Es scheint mir sodann nützlich hervorzuheben, daß die Kirche den katholischen Glauben nicht aufdrängt, sondern frei anbietet, denn sie weiß sehr wohl, daß die Bekehrung die geheimnisvolle Frucht des Wirkens des Heiligen Geistes ist. Der Glaube ist Geschenk und Werk Gottes. Gerade deshalb ist jede Form von Proselytismus verboten, die jemanden mit unangebrachten betrügerischen Mitteln dazu zwingt oder verleitet und anlockt, den Glauben anzunehmen (vgl. II. Vatikanisches Konzil, Missionsdekret Ad gentes, 13). Ein Mensch kann sich dem Glauben nach reifer und verantwortlicher Überlegung öffnen und muß diese innere Eingebung frei verwirklichen können. Das gereicht nicht nur dem Individuum zum Vorteil, sondern der ganzen Gesellschaft, da die getreue Befolgung der göttlichen Gebote hilft, ein gerechteres und solidarisches Zusammenleben aufzubauen.

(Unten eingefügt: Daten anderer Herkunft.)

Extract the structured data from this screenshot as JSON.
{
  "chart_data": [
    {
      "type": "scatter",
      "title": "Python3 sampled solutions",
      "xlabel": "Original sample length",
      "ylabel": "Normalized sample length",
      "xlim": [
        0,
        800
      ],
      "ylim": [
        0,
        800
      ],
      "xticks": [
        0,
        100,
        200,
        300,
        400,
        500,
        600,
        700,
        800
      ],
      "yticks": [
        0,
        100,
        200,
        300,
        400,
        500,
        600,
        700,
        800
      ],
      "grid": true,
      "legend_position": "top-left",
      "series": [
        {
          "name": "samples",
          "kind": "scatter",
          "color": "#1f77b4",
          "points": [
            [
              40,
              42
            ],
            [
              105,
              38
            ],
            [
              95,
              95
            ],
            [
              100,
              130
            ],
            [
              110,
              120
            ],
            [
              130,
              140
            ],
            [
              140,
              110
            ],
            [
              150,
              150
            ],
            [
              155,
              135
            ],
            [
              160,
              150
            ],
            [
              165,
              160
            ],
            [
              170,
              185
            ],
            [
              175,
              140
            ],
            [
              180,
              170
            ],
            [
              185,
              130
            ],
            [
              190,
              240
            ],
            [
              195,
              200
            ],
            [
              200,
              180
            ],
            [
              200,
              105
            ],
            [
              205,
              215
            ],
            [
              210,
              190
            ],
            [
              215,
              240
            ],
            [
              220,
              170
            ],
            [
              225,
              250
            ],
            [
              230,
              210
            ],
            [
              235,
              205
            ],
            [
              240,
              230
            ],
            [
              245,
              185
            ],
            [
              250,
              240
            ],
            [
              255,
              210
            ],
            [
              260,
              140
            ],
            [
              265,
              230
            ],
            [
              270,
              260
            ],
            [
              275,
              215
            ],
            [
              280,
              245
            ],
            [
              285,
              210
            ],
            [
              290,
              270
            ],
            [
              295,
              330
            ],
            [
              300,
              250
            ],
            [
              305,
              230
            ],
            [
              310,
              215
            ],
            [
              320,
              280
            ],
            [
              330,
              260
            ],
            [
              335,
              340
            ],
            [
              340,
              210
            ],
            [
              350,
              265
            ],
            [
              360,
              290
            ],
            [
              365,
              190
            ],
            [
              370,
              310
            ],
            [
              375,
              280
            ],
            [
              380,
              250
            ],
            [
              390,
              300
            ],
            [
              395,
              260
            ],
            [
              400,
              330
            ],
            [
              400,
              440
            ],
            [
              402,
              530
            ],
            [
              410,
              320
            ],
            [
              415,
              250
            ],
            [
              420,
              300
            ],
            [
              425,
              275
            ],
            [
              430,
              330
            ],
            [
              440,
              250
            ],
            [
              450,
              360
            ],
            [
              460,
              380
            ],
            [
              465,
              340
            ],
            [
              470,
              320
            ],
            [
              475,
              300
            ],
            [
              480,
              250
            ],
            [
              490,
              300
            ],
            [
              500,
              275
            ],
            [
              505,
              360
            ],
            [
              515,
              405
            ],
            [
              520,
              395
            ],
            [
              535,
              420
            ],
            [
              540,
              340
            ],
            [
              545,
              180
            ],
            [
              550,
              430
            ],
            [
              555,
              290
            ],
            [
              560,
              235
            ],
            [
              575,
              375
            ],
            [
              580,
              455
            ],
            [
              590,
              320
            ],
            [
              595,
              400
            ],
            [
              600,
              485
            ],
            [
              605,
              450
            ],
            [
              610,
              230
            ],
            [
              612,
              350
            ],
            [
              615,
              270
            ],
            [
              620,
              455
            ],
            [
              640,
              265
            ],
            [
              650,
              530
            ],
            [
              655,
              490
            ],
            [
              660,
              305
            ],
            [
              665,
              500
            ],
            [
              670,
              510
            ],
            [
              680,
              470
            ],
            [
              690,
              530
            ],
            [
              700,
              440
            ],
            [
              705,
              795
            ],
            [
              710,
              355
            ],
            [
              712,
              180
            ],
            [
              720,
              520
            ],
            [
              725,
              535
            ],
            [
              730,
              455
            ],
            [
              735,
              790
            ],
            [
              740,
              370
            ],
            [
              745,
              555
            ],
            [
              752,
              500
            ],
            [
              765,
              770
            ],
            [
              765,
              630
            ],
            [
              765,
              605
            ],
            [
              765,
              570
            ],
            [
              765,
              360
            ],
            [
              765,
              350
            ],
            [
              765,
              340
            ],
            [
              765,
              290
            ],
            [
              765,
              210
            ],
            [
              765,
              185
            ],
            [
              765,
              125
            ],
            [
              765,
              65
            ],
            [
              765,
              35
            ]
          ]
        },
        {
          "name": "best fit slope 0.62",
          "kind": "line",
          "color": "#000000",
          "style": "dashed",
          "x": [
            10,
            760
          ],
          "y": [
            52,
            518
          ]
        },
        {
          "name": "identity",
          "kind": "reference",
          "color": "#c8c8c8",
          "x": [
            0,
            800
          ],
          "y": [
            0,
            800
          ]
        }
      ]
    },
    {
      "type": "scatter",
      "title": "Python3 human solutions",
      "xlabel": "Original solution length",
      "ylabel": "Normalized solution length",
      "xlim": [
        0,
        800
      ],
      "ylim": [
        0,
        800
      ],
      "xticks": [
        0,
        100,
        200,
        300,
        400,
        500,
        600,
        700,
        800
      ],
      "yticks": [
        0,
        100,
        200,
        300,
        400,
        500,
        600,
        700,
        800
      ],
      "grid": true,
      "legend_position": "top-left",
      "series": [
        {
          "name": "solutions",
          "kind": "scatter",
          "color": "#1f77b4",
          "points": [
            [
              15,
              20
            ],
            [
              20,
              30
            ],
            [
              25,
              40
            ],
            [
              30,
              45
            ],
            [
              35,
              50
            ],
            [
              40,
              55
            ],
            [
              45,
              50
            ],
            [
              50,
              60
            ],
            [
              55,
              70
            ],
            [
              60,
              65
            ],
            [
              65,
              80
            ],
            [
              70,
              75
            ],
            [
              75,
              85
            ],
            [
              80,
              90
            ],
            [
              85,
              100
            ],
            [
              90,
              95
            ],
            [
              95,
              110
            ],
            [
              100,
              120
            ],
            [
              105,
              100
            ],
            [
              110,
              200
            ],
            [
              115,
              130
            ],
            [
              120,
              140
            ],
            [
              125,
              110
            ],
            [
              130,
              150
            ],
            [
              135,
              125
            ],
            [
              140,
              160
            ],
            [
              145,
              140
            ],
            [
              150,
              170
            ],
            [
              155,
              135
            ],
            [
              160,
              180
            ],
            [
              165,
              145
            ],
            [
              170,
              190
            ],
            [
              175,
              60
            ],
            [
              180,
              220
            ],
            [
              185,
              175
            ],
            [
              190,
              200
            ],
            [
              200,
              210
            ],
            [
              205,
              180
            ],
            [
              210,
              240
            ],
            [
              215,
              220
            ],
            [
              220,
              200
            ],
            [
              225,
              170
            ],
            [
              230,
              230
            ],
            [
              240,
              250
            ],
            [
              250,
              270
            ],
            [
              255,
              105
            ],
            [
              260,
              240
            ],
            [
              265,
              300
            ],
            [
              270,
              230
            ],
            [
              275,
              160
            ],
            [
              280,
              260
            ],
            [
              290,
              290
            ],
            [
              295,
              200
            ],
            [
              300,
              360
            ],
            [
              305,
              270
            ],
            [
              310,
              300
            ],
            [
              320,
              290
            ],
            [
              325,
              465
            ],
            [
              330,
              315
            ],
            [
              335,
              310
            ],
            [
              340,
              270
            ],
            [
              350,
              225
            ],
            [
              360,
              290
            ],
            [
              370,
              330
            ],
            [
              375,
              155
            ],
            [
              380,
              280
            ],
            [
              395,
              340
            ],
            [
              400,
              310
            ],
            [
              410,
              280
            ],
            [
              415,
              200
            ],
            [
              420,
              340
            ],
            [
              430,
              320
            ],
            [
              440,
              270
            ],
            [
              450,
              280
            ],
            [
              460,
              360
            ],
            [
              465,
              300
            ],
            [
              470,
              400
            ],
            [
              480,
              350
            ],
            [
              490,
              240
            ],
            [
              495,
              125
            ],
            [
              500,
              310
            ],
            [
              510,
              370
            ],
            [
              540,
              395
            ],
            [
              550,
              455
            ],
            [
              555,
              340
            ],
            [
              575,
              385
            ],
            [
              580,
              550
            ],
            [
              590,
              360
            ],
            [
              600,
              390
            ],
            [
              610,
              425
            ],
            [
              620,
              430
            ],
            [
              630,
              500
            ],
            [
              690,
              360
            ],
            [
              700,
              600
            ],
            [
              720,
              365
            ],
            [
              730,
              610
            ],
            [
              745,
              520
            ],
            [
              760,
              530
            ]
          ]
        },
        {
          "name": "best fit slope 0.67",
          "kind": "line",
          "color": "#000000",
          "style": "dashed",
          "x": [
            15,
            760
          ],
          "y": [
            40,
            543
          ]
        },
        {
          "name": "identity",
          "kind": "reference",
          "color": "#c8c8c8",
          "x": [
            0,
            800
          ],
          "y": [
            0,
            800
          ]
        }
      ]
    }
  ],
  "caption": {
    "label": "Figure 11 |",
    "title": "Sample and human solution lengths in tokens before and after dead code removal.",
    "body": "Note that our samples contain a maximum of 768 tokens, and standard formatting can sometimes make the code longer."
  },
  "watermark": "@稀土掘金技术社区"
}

Liebe Brüder, ich ermutige euch, die aufgenommene Arbeit fortzusetzen, indem ihr die Beiträge aller weise auswertet. Ich nehme die Gelegenheit wahr, um den Priestern und den Ordensleuten, die in den verschiedenen Kirchenbezirken arbeiten, zu danken: im besonderen den Franziskanern in der Diözese der Heiligsten Dreifaltigkeit in Almaty, den Jesuiten in Kirgisistan, den Franziskanerkonventualen in Usbekistan, den Ordensmännern des Instituts »Verbo Encarnado« in der »Missio sui iuris« in Tadschikistan, den Oblaten der Unbefleckten Jungfrau Maria in der »Missio sui iuris« in Turkmenistan. Ich lade auch andere Ordensfamilien ein, hochherzig ihren Beitrag zu leisten und Personal und Mittel zu senden, um die apostolische Arbeit in den riesigen Regionen Zentralasiens zu vollenden. Vor einem jeden von euch wiederhole ich, daß der Papst euch nahe ist und euch in eurem Dienst unterstützt. Maria, Königin der Apostel, wache immer über euch und über eure Gemeinden. Es begleite euch auch mein Gebet, während ich euch von Herzen segne.